Sbuffando comincio a vestirmi, indossando una camicia nera non molto coprente, abbinandoci un reggiseno di pizzo sotto che si intravede attraverso il tessuto della camicia. Infilo una gonna di pelle, che fascia in modo fantastico il mio amatissimo lato b, sfoggio il mio tacco dodici rosso, arriccio i miei capelli, mi trucco ed esco dalla camera, con in braccio Balù.

Mi siedo sulla sedia a dondolo, situata in giardino, e mi accendo una sigaretta, mettendo per terra Balú.

Sospiro e cerco di calmarmi ancora nervosa. Odio chi mi organizza la vita e odio me stessa, per dar potere ad una persona, di gestire le mie emozioni. Sono stata così fin da bambina, a differenze delle mie sorelle, meno scalmanate di me. Sono sempre stata ribelle, testarda e senza peli sulla lingua: non giro intorno alle
cose, se devo dire una cosa la dico e basta.

Senza rendermene conto, finisco la sigaretta e vedo una Porsche nera arrivare verso la mia direzione, intuendo sia Thomas.

«Balú» lo chiamo «Vieni qui». Con le sue piccole zampette mi raggiunge, tirando fuori la lingua e allargando i suoi occhietti. Lo prendo in braccio e mi avvicino alla macchina parcheggiata.

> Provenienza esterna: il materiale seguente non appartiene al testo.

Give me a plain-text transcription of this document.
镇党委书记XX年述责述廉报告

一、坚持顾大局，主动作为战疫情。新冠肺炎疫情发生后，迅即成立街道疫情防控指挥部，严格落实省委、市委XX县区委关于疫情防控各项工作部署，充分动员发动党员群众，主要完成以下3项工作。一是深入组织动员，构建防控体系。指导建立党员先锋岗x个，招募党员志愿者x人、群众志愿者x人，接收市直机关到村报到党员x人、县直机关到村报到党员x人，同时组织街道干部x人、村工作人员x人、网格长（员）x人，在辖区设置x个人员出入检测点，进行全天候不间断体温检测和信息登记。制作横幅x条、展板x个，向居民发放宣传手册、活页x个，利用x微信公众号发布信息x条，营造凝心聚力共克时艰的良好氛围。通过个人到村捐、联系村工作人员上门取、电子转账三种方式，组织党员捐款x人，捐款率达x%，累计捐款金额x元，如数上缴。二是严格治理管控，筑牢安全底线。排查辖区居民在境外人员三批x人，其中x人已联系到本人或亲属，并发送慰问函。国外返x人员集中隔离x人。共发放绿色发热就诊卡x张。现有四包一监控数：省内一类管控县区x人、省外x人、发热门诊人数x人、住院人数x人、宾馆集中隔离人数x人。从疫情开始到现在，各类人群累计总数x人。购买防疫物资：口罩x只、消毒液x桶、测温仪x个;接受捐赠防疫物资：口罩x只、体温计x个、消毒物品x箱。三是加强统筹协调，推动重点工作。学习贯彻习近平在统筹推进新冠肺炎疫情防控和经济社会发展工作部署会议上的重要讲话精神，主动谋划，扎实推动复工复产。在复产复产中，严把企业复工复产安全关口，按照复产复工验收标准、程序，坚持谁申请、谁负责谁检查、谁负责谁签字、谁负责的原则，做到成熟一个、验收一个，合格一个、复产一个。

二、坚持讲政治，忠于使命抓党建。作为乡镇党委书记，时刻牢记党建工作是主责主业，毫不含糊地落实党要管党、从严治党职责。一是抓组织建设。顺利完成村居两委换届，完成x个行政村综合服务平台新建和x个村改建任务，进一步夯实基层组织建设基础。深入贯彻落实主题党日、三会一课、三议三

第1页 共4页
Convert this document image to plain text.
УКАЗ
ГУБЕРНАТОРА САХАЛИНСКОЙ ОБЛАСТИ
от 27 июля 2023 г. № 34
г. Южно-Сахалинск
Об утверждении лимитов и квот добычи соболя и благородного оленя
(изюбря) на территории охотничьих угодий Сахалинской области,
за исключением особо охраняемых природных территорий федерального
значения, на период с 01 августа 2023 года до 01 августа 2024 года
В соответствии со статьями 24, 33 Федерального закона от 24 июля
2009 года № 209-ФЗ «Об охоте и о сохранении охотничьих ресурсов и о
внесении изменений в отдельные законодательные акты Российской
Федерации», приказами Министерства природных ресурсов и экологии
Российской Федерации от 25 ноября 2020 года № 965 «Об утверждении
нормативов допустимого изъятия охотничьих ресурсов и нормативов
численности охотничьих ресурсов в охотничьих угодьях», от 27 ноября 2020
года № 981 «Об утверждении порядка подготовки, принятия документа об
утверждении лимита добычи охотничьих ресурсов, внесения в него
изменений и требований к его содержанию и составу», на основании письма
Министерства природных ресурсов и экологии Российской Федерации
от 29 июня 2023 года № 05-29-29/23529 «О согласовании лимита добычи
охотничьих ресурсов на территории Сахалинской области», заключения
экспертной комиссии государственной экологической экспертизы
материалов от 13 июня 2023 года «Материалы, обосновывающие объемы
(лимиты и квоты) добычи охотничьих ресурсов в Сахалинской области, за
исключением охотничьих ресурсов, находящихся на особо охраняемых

Apro lo sportello e salgo a bordo. La testa di Thomas, così come il suo sguardo, rimane fisso a guardare dritto per dritto, senza rivolgermi la minima attenzione, e a me va bene così.

Balù si accoccola in braccio a me, accarezzo lentamente il suo pelo, rilassandolo ancor di più. Il viaggio in macchina continua in silenzio, uno di quei silenzi imbarazzanti, in cui non sai se dire qualcosa oppure restare senza parlare.

«Perde peli?» rompe il silenzio improvvisamente Thomas, riferendosi a Balú.

«Perché sarebbe un problema?» chiedo alzando gli occhi al cielo «Non dirmi che sei uno di quei uomini che tratta la sua macchina meglio di una persona, magari le hai dato anche un nome» commento ironicamente «Sarebbe il colmo dei colmi».